J-J B : Peut-on encore condamner sur une intime conviction ? Doit-on toujours pouvoir condamner sur une intime conviction ?
P A I : C’est tout le système de la preuve du droit pénal français. C’est vrai que pour les téléspectateurs français qui voit la justice à travers les séries américaines et ils ne comprennent pas vraiment ce qui se passe dans leurs tribunaux correctionnels. Ils voient que pour un vol de voiture dans tel feuilleton américain, on voit réunir un jury et une très longue audience, alors qu’ils vont passer pour les mêmes faits en France au flagrant délit ou après trois minutes de débat ils risquent de prendre une peine d’emprisonnement. C’est vrai que les gens ne comprennent pas très bien notre système par rapport à celui qu’ils voient quotidiennement à la télévision.

J-J B : Je ne vais pas vous demander de vous prononcer sur le procès Colonna mais simplement, s’il n’y a pas de preuve… Est ce qu’on peut condamner Yvan Colonna ?

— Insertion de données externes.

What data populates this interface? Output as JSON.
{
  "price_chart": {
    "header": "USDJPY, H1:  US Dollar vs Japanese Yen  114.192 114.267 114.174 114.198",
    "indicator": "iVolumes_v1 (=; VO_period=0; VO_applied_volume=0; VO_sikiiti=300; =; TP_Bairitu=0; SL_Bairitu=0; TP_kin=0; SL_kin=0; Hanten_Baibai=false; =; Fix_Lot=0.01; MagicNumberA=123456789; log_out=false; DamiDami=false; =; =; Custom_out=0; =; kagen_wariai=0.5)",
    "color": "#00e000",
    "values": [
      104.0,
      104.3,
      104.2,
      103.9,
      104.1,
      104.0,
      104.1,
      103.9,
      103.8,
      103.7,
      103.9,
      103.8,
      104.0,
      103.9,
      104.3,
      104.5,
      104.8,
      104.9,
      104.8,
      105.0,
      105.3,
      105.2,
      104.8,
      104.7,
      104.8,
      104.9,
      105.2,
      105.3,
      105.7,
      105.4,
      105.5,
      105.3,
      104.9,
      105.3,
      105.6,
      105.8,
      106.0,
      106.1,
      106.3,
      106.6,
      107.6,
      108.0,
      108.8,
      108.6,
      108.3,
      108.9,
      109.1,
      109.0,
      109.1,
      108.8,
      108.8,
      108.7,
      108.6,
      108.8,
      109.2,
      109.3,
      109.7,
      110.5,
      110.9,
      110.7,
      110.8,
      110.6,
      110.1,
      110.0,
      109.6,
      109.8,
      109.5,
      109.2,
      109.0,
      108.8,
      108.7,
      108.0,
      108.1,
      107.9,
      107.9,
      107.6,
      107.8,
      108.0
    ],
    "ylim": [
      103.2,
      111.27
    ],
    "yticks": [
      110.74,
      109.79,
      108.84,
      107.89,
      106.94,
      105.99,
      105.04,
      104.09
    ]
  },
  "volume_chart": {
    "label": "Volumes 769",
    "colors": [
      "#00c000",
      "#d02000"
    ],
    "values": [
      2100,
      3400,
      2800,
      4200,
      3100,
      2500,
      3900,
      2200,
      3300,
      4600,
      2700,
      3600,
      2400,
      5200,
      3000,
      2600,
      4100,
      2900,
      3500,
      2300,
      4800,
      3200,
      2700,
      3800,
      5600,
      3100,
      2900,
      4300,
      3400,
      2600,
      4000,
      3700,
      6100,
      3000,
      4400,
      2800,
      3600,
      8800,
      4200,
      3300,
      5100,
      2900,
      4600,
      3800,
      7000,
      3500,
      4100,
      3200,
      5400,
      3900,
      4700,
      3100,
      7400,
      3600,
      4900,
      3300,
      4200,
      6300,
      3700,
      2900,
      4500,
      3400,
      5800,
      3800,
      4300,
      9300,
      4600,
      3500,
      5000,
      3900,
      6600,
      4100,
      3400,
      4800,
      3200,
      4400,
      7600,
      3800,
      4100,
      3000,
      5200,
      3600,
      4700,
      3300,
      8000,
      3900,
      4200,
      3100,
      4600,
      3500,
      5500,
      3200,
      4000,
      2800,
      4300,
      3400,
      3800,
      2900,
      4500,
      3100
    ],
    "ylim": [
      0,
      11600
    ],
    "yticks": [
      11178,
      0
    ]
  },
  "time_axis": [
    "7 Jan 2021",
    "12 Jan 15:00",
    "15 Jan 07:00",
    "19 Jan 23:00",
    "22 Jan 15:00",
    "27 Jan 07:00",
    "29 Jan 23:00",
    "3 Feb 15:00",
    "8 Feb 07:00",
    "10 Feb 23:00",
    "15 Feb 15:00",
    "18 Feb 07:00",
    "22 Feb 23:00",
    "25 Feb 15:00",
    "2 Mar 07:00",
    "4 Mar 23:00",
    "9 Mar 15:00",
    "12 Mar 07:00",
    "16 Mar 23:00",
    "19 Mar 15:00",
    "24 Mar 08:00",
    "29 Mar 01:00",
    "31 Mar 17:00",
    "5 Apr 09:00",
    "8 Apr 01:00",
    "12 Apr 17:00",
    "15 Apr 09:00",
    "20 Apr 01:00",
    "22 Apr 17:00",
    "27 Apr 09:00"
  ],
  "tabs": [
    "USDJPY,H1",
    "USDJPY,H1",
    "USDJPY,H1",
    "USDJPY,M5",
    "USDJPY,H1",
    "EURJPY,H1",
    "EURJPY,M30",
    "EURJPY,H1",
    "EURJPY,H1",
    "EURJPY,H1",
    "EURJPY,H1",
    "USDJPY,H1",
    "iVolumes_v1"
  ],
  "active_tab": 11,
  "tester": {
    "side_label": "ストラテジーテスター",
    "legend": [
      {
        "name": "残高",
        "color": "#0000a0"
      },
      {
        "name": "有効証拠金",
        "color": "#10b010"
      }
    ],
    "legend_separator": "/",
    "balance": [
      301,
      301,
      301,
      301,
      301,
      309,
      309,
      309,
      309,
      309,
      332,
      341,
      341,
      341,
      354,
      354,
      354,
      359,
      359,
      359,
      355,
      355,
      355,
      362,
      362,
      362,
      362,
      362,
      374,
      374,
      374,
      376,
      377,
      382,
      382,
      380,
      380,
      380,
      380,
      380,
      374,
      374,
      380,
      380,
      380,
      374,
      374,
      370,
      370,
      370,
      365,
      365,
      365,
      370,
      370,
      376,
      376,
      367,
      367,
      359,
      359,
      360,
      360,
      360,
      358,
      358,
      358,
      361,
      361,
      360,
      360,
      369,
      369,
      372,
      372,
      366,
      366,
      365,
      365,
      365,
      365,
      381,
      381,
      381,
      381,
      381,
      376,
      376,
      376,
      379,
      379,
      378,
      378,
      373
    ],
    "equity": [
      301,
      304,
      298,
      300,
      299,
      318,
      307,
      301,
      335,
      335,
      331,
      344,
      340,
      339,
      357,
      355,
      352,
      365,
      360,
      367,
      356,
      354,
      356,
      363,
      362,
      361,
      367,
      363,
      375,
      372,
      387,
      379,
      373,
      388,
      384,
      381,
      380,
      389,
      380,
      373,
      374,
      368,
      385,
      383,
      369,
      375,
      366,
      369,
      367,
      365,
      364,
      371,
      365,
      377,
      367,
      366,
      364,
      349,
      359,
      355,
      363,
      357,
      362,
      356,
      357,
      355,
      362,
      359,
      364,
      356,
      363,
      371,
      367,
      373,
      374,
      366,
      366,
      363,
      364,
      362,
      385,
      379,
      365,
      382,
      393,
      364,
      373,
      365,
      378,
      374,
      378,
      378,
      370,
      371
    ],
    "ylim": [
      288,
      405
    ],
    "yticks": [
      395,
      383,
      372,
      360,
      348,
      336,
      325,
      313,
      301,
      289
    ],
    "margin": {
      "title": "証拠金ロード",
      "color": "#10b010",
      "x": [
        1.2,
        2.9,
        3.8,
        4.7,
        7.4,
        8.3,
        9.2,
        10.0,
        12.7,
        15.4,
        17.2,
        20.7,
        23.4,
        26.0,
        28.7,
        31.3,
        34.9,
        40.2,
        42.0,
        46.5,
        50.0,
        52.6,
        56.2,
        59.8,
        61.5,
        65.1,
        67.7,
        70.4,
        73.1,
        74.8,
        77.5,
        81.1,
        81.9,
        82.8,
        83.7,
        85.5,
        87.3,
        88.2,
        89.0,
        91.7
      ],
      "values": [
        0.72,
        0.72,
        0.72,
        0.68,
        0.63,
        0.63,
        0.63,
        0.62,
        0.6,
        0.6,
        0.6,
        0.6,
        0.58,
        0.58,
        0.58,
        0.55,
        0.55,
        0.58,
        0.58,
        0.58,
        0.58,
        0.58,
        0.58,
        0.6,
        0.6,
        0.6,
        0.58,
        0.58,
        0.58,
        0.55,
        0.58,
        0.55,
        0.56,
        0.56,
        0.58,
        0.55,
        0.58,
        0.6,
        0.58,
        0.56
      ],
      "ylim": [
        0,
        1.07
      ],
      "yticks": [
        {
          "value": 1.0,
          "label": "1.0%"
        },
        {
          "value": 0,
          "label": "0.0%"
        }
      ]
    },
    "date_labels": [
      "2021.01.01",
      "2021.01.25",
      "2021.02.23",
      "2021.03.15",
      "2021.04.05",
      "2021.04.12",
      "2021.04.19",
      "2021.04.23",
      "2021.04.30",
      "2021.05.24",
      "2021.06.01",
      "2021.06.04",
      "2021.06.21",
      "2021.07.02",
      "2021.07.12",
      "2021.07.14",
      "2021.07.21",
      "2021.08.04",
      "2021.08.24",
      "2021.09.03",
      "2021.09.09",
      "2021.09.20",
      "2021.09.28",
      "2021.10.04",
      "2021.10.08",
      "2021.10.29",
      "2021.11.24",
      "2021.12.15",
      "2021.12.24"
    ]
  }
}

P A I : S’il n’y a pas de preuve non. Il ne suffit pas, dans ce type d’affaire, de dire : je pense que c’est lui. Le doute doit toujours profiter à l’accusé. J’en profite pour vous dire que je regrette profondément que ce ne soit pas des jurys populaires y compris dans les affaires de terrorisme. Parce que c’est au peuple de juger ces affaires. J’ai le plus grand respect pour les magistrats qui composent ces jurys mais composer des cours spéciales pour ce type d’affaire, c’est d’une certaine façon faire un cadeau à ceux qui s’en prennent à la démocratie.